Architecture Newcastle describes the building as "a monochromatic, dark red facade and brickwork masterpiece." The building is 5 storeys high of brick load bearing construction finely executed in the Federation Warehouse style. The main facade is finished entirely in face brickwork and detailed to form arched openings and massive corbelled piers. Detail is related to the brick units themselves, as opposed to any classical detailing. The composition is based on a tripartite group of openings vertically and horizontally, and a vertically emphasised proportion. The arches are elegant and complete the vertical composition of the openings. The building's parapet features splendidly detailed brick caps and cornice.

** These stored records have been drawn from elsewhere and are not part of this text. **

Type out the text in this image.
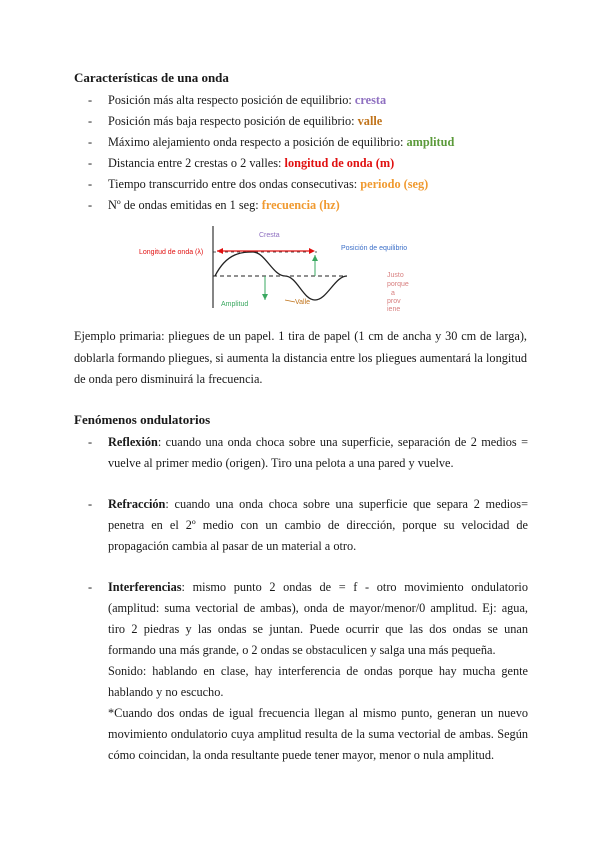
Características de una onda
- Posición más alta respecto posición de equilibrio: cresta
- Posición más baja respecto posición de equilibrio: valle
- Máximo alejamiento onda respecto a posición de equilibrio: amplitud
- Distancia entre 2 crestas o 2 valles: longitud de onda (m)
- Tiempo transcurrido entre dos ondas consecutivas: periodo (seg)
- Nº de ondas emitidas en 1 seg: frecuencia (hz)
Longitud de onda (λ)
Cresta
Posición de equilibrio
Amplitud	Valle
Justo
porque
a
prov
iene

Ejemplo primaria: pliegues de un papel. 1 tira de papel (1 cm de ancha y 30 cm de larga), doblarla formando pliegues, si aumenta la distancia entre los pliegues aumentará la longitud de onda pero disminuirá la frecuencia.

Fenómenos ondulatorios
- Reflexión: cuando una onda choca sobre una superficie, separación de 2 medios = vuelve al primer medio (origen). Tiro una pelota a una pared y vuelve.
- Refracción: cuando una onda choca sobre una superficie que separa 2 medios= penetra en el 2º medio con un cambio de dirección, porque su velocidad de propagación cambia al pasar de un material a otro.
- Interferencias: mismo punto 2 ondas de = f - otro movimiento ondulatorio (amplitud: suma vectorial de ambas), onda de mayor/menor/0 amplitud. Ej: agua, tiro 2 piedras y las ondas se juntan. Puede ocurrir que las dos ondas se unan formando una más grande, o 2 ondas se obstaculicen y salga una más pequeña.

Sonido: hablando en clase, hay interferencia de ondas porque hay mucha gente hablando y no escucho.

*Cuando dos ondas de igual frecuencia llegan al mismo punto, generan un nuevo movimiento ondulatorio cuya amplitud resulta de la suma vectorial de ambas. Según cómo coincidan, la onda resultante puede tener mayor, menor o nula amplitud.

The warehouse was constructed from load bearing brick walls with ironbark timber post and beam framings internally. The main facade is finished entirely in face brickwork, detailed to form arched openings and massive corbelled piers. The facade is of great strength which is almost fortress like in its monumentality, with a basically vertical fenestration of piers, windows and recesses. The facade is relieved by two narrow cornices at first and fourth floor levels.

The building has important historical associations with David Cohen and the pre-eminent 19th century architect Frederick B. Menkens. The building has been described as the best example of Menkens' work in Australia. The building makes an important contribution to the streetscape and is a visually significant element of the Newcastle skyline, particularly when viewed from the foreshore, Fort Scratchley and other parts of the city centre. The National Trust of Australia described it as one of the best examples of a Federation era warehouse building to be found anywhere in Australia. The building became the benchmark for many local builders constructing in brickwork at the turn of the century.

The building is regarded as Newcastle architect, Frederick Menkens' finest commercial essay in brick design in the Functionalist tradition. The building is a fitting reminder of the once bustling warehouse and shipping office quarter of Newcastle.

== Heritage listing ==
Bolton Street Car Park was listed on the New South Wales State Heritage Register on 2 April 1999.